Humans are releasing methane too. Methane CO2+CH4 = Climate Chaos. General waste (landfill), Coal & Gas mining, Flood Irrigation, Cattle & Sheep
HYDRATES Many marine hydrates are locked in place by the icy abyssal currents that are generated by the sinking of cold, dense saltwater in polar regions. These abyssal currents gradually girdle the planet before surfacing and returning to their polar birthplace. This global circulation system is known as the thermohaline current. So long as these cold abyssal currents continue to flow, the world’s sea-floor hydrates generally remain frozen and stable. But whenever rising temperatures thaw the polar icecaps to any significant degree, the boyant melt-water pools on the surface, inhibiting the driving mechanism that runs the world’s thermohaline circulation system. This allows wind-driven fingers of warm surface water to reach down to the sea floor and release the methane from its icy cage. The last time this appears to have happened was about 55 million years ago, when according to the geological record, a discharge of 1,200–2,500 gigatons of methane caused a temperature spike of 8°– 10°C in polar regions and brought lush redwood forest to northern Greenland.
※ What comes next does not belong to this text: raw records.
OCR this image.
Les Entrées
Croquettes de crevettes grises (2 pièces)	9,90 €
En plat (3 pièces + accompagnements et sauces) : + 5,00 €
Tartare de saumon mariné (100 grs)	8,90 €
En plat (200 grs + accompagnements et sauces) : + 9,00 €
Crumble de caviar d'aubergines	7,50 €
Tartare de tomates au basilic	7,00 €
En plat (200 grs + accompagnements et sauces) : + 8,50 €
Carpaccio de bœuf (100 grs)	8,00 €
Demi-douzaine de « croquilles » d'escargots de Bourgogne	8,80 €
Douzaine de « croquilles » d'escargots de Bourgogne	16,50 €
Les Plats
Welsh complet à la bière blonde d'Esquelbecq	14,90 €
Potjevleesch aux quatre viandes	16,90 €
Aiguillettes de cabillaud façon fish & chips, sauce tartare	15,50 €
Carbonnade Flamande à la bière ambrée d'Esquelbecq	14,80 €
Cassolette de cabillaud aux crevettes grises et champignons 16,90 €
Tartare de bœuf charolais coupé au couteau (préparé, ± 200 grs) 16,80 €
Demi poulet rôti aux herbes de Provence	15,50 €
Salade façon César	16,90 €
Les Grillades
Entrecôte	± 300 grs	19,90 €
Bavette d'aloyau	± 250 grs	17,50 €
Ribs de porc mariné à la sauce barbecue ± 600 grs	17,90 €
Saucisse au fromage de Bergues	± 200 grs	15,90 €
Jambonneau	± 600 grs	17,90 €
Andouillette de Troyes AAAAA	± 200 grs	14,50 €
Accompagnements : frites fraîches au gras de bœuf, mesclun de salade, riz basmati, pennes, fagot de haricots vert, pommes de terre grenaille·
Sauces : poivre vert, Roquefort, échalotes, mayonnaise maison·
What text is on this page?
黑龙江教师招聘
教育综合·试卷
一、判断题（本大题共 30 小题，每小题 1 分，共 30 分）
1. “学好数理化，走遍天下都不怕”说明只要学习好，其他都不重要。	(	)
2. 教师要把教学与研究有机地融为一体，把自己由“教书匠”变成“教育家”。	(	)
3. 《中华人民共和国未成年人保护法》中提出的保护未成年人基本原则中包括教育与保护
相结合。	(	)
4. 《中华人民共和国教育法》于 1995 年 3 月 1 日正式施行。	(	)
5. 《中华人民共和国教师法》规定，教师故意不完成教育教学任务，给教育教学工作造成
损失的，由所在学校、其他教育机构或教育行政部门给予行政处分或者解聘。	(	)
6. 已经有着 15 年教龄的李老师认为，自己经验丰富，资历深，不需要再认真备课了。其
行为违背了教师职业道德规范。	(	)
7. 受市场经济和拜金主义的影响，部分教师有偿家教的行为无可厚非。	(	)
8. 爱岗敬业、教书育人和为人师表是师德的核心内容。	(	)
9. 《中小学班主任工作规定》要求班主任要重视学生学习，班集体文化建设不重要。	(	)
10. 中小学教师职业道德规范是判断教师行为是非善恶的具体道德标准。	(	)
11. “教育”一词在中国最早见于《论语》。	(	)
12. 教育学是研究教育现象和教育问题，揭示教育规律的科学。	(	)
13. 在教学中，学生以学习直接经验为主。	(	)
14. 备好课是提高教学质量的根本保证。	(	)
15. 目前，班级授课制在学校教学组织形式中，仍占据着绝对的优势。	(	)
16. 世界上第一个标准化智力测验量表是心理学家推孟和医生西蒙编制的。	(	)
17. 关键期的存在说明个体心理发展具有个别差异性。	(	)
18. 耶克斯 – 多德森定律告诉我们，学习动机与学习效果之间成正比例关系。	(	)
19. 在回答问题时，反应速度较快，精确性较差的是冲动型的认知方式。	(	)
Such polar warmth generated a deep-ocean temperature rise of 5–7°C in high latitudes, and appears to have switched off the the world’s thermohaline circulation starving the inert abyssal waters of oxygen. The carbon-loaded acidified seas caused a mass extinction of marine foraminifera. The temperature spike that occurred at this time appears to have been vastly greater and more abrupt than could possibly have been generated by the gradual rise in atmospheric CO2 that preceded it.1 The global temperature has risen almost 30 times faster than this during the past 30 years.